In a furious outburst, Moscow accused the country’s president of seeking to 'justify the crimes' committed by 'collaborators' in the Latvian legion of the Waffen SS, and warned of the risk of 'glorification of the Nazi movement'.
The blast from the Russian foreign ministry against the EU and NATO state came after the go-ahead for an annual rally on March 16 to commemorate the 140,000-strong Latvian unit of Germany’s Waffen SS.
Latvian President Andris Berzins claimed the veterans deserved respect not condemnation, arguing that the Second World War recruits fought on the Nazi side in a bid to regain independence for their own country, which had been overrun by Stalin’s USSR.
'They were conscripted into the fascist German Legion. They went with the ideal of defending Latvia. Latvians in the Legion were not war criminals,' he said.
'Remarks by Latvian President Andris Berzins expressing sympathy for Latvian Waffen-SS veterans are inconsistent with the status of the country as a democratic state,' said Russian foreign ministry spokesman Alexander Lukashevich.
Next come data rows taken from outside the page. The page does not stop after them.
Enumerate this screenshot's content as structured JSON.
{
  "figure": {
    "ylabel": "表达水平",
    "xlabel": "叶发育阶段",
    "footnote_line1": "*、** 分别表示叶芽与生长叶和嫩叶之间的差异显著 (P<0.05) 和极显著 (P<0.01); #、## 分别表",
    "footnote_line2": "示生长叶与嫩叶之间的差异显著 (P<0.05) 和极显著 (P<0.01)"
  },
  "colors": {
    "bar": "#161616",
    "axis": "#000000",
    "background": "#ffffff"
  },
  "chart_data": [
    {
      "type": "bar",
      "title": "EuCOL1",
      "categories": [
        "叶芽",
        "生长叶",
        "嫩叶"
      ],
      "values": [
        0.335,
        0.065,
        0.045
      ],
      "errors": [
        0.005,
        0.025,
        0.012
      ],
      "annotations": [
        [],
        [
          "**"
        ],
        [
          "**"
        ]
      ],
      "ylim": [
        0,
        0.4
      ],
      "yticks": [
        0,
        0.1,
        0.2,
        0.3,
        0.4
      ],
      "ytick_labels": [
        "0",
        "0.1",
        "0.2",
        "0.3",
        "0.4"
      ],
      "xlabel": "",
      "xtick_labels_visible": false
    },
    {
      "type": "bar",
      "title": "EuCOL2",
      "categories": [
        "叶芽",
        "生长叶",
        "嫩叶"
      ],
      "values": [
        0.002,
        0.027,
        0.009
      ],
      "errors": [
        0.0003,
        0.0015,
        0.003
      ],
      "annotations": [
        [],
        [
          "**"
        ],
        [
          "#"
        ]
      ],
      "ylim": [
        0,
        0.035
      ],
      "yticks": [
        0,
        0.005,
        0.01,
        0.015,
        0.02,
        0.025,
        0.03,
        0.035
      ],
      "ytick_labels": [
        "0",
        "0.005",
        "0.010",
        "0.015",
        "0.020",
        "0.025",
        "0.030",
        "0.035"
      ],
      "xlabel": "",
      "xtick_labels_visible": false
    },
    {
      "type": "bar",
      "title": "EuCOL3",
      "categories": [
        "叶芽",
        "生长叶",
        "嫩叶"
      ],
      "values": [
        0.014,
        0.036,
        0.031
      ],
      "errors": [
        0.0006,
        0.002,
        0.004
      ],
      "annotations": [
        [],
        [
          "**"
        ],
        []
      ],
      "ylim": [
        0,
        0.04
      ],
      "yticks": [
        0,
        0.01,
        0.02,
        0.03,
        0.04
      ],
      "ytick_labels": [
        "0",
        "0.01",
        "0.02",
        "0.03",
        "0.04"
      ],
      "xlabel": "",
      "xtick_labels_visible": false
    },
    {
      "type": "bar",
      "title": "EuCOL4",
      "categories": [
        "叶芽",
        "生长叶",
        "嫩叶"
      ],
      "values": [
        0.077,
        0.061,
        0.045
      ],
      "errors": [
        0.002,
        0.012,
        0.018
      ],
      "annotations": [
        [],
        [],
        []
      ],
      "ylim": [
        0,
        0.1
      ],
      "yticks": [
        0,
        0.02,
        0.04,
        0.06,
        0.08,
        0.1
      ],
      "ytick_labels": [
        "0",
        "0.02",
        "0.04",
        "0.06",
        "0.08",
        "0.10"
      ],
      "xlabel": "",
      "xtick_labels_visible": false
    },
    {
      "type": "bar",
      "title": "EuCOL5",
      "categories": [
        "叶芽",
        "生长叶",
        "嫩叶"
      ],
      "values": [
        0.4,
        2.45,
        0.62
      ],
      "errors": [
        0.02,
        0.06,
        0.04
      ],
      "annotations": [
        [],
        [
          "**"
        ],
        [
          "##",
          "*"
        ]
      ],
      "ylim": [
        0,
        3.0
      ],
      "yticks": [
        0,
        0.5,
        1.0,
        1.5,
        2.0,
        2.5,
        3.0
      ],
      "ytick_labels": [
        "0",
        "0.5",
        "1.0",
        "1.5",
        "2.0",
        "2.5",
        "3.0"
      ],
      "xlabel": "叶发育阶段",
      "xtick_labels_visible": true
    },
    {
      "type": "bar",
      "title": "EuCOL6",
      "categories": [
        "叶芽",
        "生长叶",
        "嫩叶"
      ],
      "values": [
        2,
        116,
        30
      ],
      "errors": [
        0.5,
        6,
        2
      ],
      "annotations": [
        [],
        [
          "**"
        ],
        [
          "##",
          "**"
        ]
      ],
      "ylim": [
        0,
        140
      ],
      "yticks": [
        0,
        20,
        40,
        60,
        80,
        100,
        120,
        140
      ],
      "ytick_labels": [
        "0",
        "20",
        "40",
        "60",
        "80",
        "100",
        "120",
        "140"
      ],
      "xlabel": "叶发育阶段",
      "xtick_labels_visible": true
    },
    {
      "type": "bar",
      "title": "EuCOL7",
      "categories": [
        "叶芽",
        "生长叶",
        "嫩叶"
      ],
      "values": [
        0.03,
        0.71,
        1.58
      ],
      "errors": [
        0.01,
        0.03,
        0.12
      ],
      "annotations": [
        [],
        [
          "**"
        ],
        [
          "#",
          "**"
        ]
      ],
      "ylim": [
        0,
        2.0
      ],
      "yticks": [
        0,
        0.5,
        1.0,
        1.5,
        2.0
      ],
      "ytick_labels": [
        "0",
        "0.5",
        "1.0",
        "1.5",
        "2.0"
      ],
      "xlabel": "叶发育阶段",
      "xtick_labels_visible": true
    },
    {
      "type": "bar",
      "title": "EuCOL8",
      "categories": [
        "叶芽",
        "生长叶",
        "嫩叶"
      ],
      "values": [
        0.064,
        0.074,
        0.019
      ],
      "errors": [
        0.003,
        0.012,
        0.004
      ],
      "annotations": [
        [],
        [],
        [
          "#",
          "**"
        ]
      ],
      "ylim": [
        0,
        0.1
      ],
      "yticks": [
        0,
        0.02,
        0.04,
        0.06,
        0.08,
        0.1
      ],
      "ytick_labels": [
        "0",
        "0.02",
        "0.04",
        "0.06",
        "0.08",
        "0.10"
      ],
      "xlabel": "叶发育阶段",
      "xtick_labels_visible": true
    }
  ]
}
He alleged the Latvian SS forces had committed atrocities on civilians in the ex-USSR while under Hitler’s command.
'Attempts to justify the crimes of the Latvian volunteer SS legion against the peaceful population of the Novgorod and Pskov regions and Belarus - and in the Riga ghetto - are sacrilegious and amoral and naturally cause profound indignation in Latvia and abroad,' he said.
He accused Latvia of flouting a UN resolution, and a European Commission demand 'which express serious concern over glorification of the Nazi movement, of former Waffen-SS members and local collaborationists'.
The Soviets seized Latvia in summer 1940 under a secret pact with Hitler. The deal broke down the following year when Germany invaded Soviet territory, with some Latvians hailing the Nazis as liberators.
Just a week earlier, Stalin had deported 15,000 Latvians to Siberia.
But the invading Nazis brought in their own reign of terror, killing 70,000 Jews, helped by local collaborators.
SS veterans insist they were not Nazis and that their legion was founded in 1943, after most of Latvia’s Jews were slaughtered.
As the Nazis were crushed, Stalin re-invaded Latvia, which remained in the Soviet Union until declaring independence in 1990.